外見は「ミステリ」とか「ゾンビもの」とか「パニックもの」とか、「スパイ映画」「アクション映画」なんていう区分けがされていて、その作品ごとに「スリラー」「サスペンス」要素があるので。
それにしてもこの種の映画をとりわけ好むのはなぜなのか? と考えてみると、おそらく12歳くらいの頃にテレビの映画番組で「ジョーズ」「ゴッドファーザー」を観たあたりの経験から始まっているのではと思う。
なので、いわゆる「サスペンス」「スリラー」とは呼ばれないが、知らない方はまず基礎として「ジョーズ」「ゴッドファーザー」は観ておいてほしい。すごく基本的でベタだが、それ以上に古びない面白さがある。
では、とりあえず絞りに絞った10選をどうぞ。
「バニー・レークは行方不明」
イギリスの古い白黒映画で「隠れた傑作」という触れ込みだった。
これが期待した以上の内容で、できればあまり事前に情報を入れない方がいい。
「ミッドサマー」
サスペンスやスリラー系の映画が好きな人に神様が贈ってくれたような作品で、シンプルに「何をされるのか分からない」という怖さ。ホラー要素、グロ要素、ショッキング要素も入っている。

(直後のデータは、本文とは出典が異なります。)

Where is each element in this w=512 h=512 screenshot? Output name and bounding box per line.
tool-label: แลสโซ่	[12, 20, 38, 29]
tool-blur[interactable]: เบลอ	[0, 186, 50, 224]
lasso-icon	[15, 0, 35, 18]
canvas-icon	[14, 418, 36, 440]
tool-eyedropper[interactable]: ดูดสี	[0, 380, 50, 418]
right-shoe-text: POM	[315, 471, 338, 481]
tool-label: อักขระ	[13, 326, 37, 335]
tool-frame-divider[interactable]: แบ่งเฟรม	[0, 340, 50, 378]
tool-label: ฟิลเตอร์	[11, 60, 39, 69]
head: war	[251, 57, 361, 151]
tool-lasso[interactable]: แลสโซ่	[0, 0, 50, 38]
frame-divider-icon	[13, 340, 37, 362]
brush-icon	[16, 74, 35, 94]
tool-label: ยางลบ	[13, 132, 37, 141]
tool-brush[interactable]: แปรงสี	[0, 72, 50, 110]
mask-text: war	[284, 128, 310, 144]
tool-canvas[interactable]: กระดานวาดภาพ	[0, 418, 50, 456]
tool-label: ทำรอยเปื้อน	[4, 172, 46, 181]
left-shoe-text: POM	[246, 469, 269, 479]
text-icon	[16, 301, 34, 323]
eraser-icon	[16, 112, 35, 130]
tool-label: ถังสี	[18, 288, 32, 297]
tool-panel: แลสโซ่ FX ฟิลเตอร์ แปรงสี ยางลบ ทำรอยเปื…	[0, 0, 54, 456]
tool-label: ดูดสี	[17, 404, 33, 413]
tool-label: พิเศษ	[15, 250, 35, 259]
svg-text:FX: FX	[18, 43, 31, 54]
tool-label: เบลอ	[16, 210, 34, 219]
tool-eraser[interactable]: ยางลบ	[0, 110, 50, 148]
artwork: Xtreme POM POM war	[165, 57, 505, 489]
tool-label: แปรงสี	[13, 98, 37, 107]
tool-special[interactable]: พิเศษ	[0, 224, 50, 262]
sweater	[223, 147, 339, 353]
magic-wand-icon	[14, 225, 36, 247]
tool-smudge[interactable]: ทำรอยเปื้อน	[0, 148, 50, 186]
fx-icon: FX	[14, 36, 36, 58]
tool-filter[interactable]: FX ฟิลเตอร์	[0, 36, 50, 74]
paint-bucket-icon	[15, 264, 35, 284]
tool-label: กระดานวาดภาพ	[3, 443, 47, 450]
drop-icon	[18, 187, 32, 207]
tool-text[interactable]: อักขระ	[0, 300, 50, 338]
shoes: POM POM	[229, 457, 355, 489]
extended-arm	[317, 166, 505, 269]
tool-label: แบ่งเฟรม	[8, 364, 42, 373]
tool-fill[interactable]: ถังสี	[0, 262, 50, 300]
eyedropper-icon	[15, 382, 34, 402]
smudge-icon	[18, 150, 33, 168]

ある閉鎖的な集団の恐ろしさという点では「ゲット・アウト」をもっと美術的に飾ったような感じ。
「サンセット大通り」
スリル要素として「権力者に気に入られる」というパターンがあり、これはその典型。ビリー・ワイルダーというとコメディばかりが有名なので、見逃さないでほしい。
「ラストキング・オブ・スコットランド」
これも大変な権力者が出てきて、実に怖い。
やはり予備知識なしでこのヤバい感じに巻き込まれてほしい。
「3時10分、決断のとき」
白黒映画をリメイクした西部劇で、新しい方が良い。あまりに好きすぎて原作や旧作と比較してみたくらい。

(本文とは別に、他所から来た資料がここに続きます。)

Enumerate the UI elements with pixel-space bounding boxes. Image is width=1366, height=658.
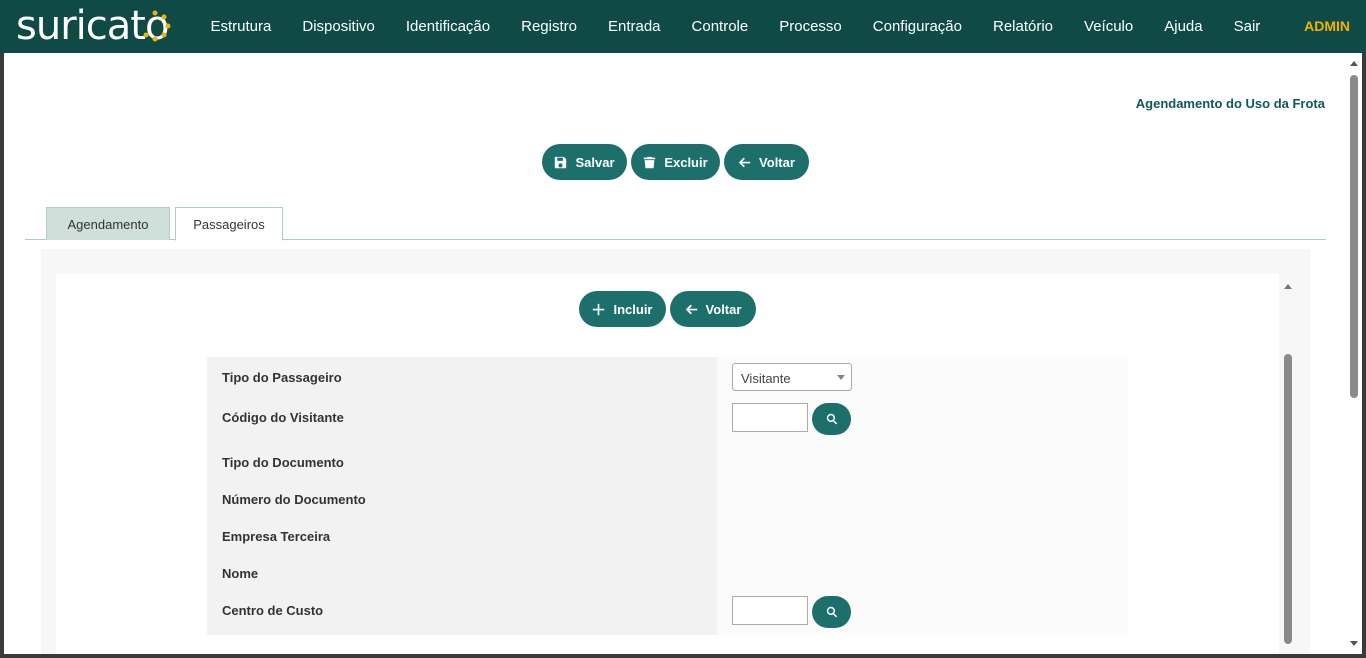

近年の西部劇では「ジャンゴ」もいいし「荒野の誓い」もいいし、ずーっと昔のハワード・ホークスの「赤い河」「リオ・ブラボー」、ジョン・フォードの「リバティ・バランスを撃った男」もいい。
「ヒッチャー」
本作はこのジャンルの傑作中の傑作。
やはり事前に情報をなるべく入れずに、主人公と似た心情になってほしい。ニューリマスター版の公開時にある人が「97分間、一秒足りとも緊張感が途切れない。」とコメントしているほど。
「悪魔のような女」
フランスの古い映画で、クライマックスで思わず声をあげそうになった。
気の弱い方、心臓に持病がある方は本当に注意した方がいいです。
「暗くなるまで待って」
このジャンルはどうしてもヒッチコック映画を挙げざるを得ないが、ひとつには絞り切れないのでヒッチコックへのオマージュ的な映画として「シャレード」を勧めたい。

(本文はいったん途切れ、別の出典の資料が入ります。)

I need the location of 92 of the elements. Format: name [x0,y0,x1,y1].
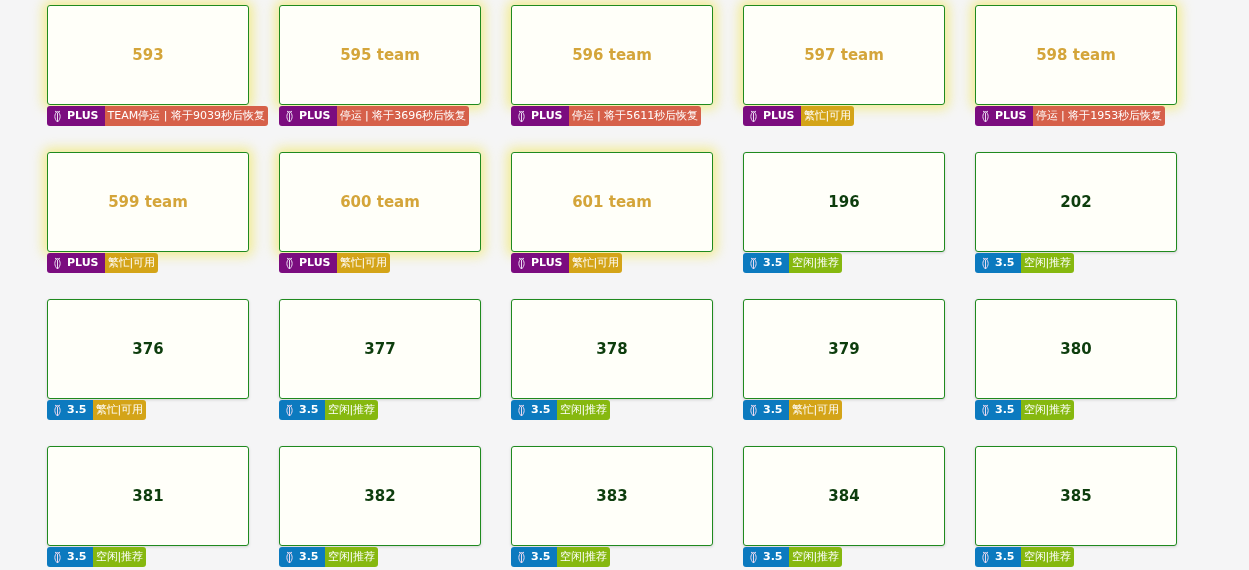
account-card[interactable]: 381 [47,446,249,546]
leaf-icon [749,256,758,270]
status-badge: 空闲|推荐 [1020,400,1075,420]
status-badge: 停运 | 将于5611秒后恢复 [568,106,702,126]
leaf-icon [53,109,62,123]
status-badge: 繁忙|可用 [800,106,855,126]
status-badge: TEAM停运 | 将于9039秒后恢复 [104,106,268,126]
tier-label: PLUS [299,107,331,124]
status-badge: 空闲|推荐 [324,547,379,567]
card-title: 595 team [340,44,420,66]
account-card[interactable]: 196 [743,152,945,252]
tier-label: PLUS [67,254,99,271]
status-badge: 空闲|推荐 [1020,547,1075,567]
card-title: 381 [132,485,164,507]
leaf-icon [517,109,526,123]
card-title: 382 [364,485,396,507]
tier-label: 3.5 [67,548,87,565]
leaf-icon [749,403,758,417]
card-title: 597 team [804,44,884,66]
tier-label: PLUS [299,254,331,271]
card-title: 202 [1060,191,1092,213]
status-badge: 空闲|推荐 [92,547,147,567]
status-badge: 停运 | 将于1953秒后恢复 [1032,106,1166,126]
account-card[interactable]: 376 [47,299,249,399]
status-badge: 空闲|推荐 [1020,253,1075,273]
leaf-icon [749,109,758,123]
tier-label: 3.5 [299,401,319,418]
leaf-icon [53,403,62,417]
account-card[interactable]: 384 [743,446,945,546]
account-card[interactable]: 380 [975,299,1177,399]
tier-label: PLUS [763,107,795,124]
leaf-icon [53,256,62,270]
card-title: 599 team [108,191,188,213]
status-badge: 繁忙|可用 [788,400,843,420]
tier-label: 3.5 [763,401,783,418]
card-title: 377 [364,338,396,360]
leaf-icon [749,550,758,564]
status-badge: 空闲|推荐 [324,400,379,420]
card-title: 385 [1060,485,1092,507]
tier-label: 3.5 [531,401,551,418]
status-badge: 繁忙|可用 [568,253,623,273]
status-badge: 繁忙|可用 [92,400,147,420]
card-title: 376 [132,338,164,360]
tier-label: 3.5 [763,254,783,271]
card-title: 593 [132,44,164,66]
tier-label: 3.5 [995,254,1015,271]
leaf-icon [285,109,294,123]
account-card[interactable]: 385 [975,446,1177,546]
tier-label: PLUS [995,107,1027,124]
account-card[interactable]: 382 [279,446,481,546]
card-title: 383 [596,485,628,507]
tier-label: PLUS [531,107,563,124]
leaf-icon [285,403,294,417]
card-title: 600 team [340,191,420,213]
card-title: 598 team [1036,44,1116,66]
status-badge: 空闲|推荐 [788,253,843,273]
tier-label: PLUS [531,254,563,271]
status-badge: 空闲|推荐 [556,547,611,567]
status-badge: 空闲|推荐 [788,547,843,567]
card-title: 596 team [572,44,652,66]
account-card[interactable]: 377 [279,299,481,399]
tier-label: 3.5 [995,548,1015,565]
leaf-icon [285,256,294,270]
card-title: 380 [1060,338,1092,360]
card-title: 601 team [572,191,652,213]
leaf-icon [981,256,990,270]
leaf-icon [53,550,62,564]
leaf-icon [981,403,990,417]
status-badge: 繁忙|可用 [336,253,391,273]
leaf-icon [981,109,990,123]
account-card[interactable]: 202 [975,152,1177,252]
tier-label: 3.5 [995,401,1015,418]
account-card[interactable]: 378 [511,299,713,399]
tier-label: 3.5 [67,401,87,418]
status-badge: 空闲|推荐 [556,400,611,420]
tier-label: 3.5 [531,548,551,565]
card-title: 378 [596,338,628,360]
status-badge: 繁忙|可用 [104,253,159,273]
leaf-icon [517,403,526,417]
card-title: 379 [828,338,860,360]
tier-label: 3.5 [763,548,783,565]
tier-label: 3.5 [299,548,319,565]
leaf-icon [517,256,526,270]
account-card[interactable]: 379 [743,299,945,399]
leaf-icon [517,550,526,564]
card-title: 384 [828,485,860,507]
card-title: 196 [828,191,860,213]
status-badge: 停运 | 将于3696秒后恢复 [336,106,470,126]
account-card[interactable]: 383 [511,446,713,546]
leaf-icon [285,550,294,564]
tier-label: PLUS [67,107,99,124]
leaf-icon [981,550,990,564]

で、同じオードリー・ヘップバーン主演の「暗くなるまで待って」の方がさらにサスペンス性が高いので、入門的な意味でどちらもお勧め。あえてどちらかといえば「暗くなるまで~」。
「アイズ・ワイド・シャット」
キューブリックの遺作で、静かに美しくサスペンスが盛り上がる。トム・クルーズのどことなく愚かな雰囲気、ニコール・キッドマンの美しさ、そしてあの館の冷たい感じ……。
「歩いても歩いても」
是枝監督は「海街ダイアリー」「そして父になる」にもサスペンス性があり、「万引き家族」「三度目の殺人」には犯罪が絡んでいる。しかし!私がサスペンス性を強く感じたのは、なぜか「歩いても歩いても」。
別にどでかい犯罪や大きな謎やショッキングな場面はないのに、静かで不穏な感じがチラッチラッと、油断するとまたチラッと出てくる。
微妙に誰かと誰かの仲が悪いとか「この人は何を言い出すんだろう」とか「この人は誰なんだろう」といった興味、緊張感が散りばめられている。よその人が来ると女性の声色がちょっと変わるとか、そういう微妙なリアルさがいい。
惜しくも10選に漏れた作品については、後日。